Penyadapan karet, mungkin hal yang familiar, namun juga asing bagi saya. Mungkin lebih tepatnya, familiar di telinga saya, namun asing di mata saya. Artinya? Artinya saya tidak pernah melihat proses penyadapan pohon karet. Nah, kebetulan kali ini saya dan beberapa rekan lainnya mendapat tugas untuk training menyadap pohon karet.
Bagai bertemu hal asing, wajar saja kalau kita akan kaget di awal. Begitu pula dengan saya saat pertama mendengar prosedur kerja tentang penyadapan pohon karet. Gendeng, penyadapan pohon karet yang baik ternyata dilakukan di pagi buta. “Wayae wong turu, kene nyadap?”, itu yang ada di pikiran saya saat itu. Alhasil, di hari yang masih terlalu pagi itu kami berangkat menuju ke lahan penyadapan.
 “Srak, srak, srak”, bunyi kasar kulit kayu pohon karet yang teriris oleh pisau sadap para penyadap mungkin adalah satu-satunya teman selain cahaya lampu senter saat penyadapan berlangsung. Gendengnya lagi, lahan yang dipercayakan pada tiap-tiap penyadap cukup luas. Jadi apa artinya? Artinya mereka akan terpisah cukup jauh antar penyadap. Artinya lagi mereka harus menyadap sendirian di lahan mereka masing-masing. Seperti yang saya bilang di awal, mereka hanya ditemani suara gesekan pisau dan cahaya lampu senter mereka. Sudah mending pakai senter, di jaman seperti ini, masih ada juga penyadap yang memakai obor untuk menemani mereka menyadap. Beginilah rutinitas warga di desa ini, desa Ranulogong, Lumajang, bangun di pagi buta demi mengais rupiah untuk menyokong kehidupan sehari-hari mereka.

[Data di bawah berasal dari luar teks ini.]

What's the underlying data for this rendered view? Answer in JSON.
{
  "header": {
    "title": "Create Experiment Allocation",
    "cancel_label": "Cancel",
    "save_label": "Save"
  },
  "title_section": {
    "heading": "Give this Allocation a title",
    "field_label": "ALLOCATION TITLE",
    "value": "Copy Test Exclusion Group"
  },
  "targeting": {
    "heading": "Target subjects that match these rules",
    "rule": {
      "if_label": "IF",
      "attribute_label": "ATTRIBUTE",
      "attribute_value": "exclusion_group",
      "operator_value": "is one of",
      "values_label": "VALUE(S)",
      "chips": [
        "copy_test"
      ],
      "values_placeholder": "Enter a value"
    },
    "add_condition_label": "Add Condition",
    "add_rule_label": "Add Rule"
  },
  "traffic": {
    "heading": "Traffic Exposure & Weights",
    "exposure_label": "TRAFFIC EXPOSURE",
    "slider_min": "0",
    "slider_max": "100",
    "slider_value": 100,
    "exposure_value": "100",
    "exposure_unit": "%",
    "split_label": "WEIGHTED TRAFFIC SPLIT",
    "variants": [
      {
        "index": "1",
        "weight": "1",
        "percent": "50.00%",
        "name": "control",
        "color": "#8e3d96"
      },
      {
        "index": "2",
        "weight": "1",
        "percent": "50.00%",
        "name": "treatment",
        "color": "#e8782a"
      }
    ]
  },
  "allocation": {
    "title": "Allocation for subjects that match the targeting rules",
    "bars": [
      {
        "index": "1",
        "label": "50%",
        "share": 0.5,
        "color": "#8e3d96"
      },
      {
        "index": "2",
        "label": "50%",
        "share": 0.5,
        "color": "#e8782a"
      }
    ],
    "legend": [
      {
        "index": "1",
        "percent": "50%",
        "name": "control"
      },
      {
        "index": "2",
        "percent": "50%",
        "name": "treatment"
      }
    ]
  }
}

 Baru menyelesaikan sepuluh pohon, saya sudah misuh-misuh, rasanya tangan ini sudah kaku. “Gendeng rek, nyadap tibak e angel”, batin saya saat itu. Padahal itu masih bukan apa-apa dibanding para penyadap yang sesungguhnya. Tentunya para penyadap bukan anak kemarin sore seperti saya yang sudah misuh-misuh dengan sepuluh pohon, para penyadap karet di sini sudah bekerja bertahun-tahun, bahkan ada juga yang sudah puluhan tahun menjadi penyadap, berteman dengan pohon karet milik perkebunan. 

Seperti inilah wajah penyadap karet, kebanyakan sudah berumur.
Mereka sudah bertahun-tahun berprofesi sebagai penyadap karet.
 Tak terasa sudah lebih dari tiga hari saya bersama rekan-rekan lainnya training menyadap. Semakin hari, semakin banyak saya melihat warna-warni kehidupan para penyadap pohon karet, mulai dari mereka yang sudah tua, hingga tua sekali. Bergelut dengan pohon karet selama puluhan tahun terdengar sederhana, tapi bagi saya pribadi, itu hal yang sangat berat. Yah, kalau boleh saya berpendapat, mungkin mereka tidak punya pilihan lain. Sebenarnya dengan bekerja sebagai penyadap pohon karet, mereka dapat melakukan pekerjaan lainnya di pagi hari setelah menimbang hasil latex yang mereka peroleh.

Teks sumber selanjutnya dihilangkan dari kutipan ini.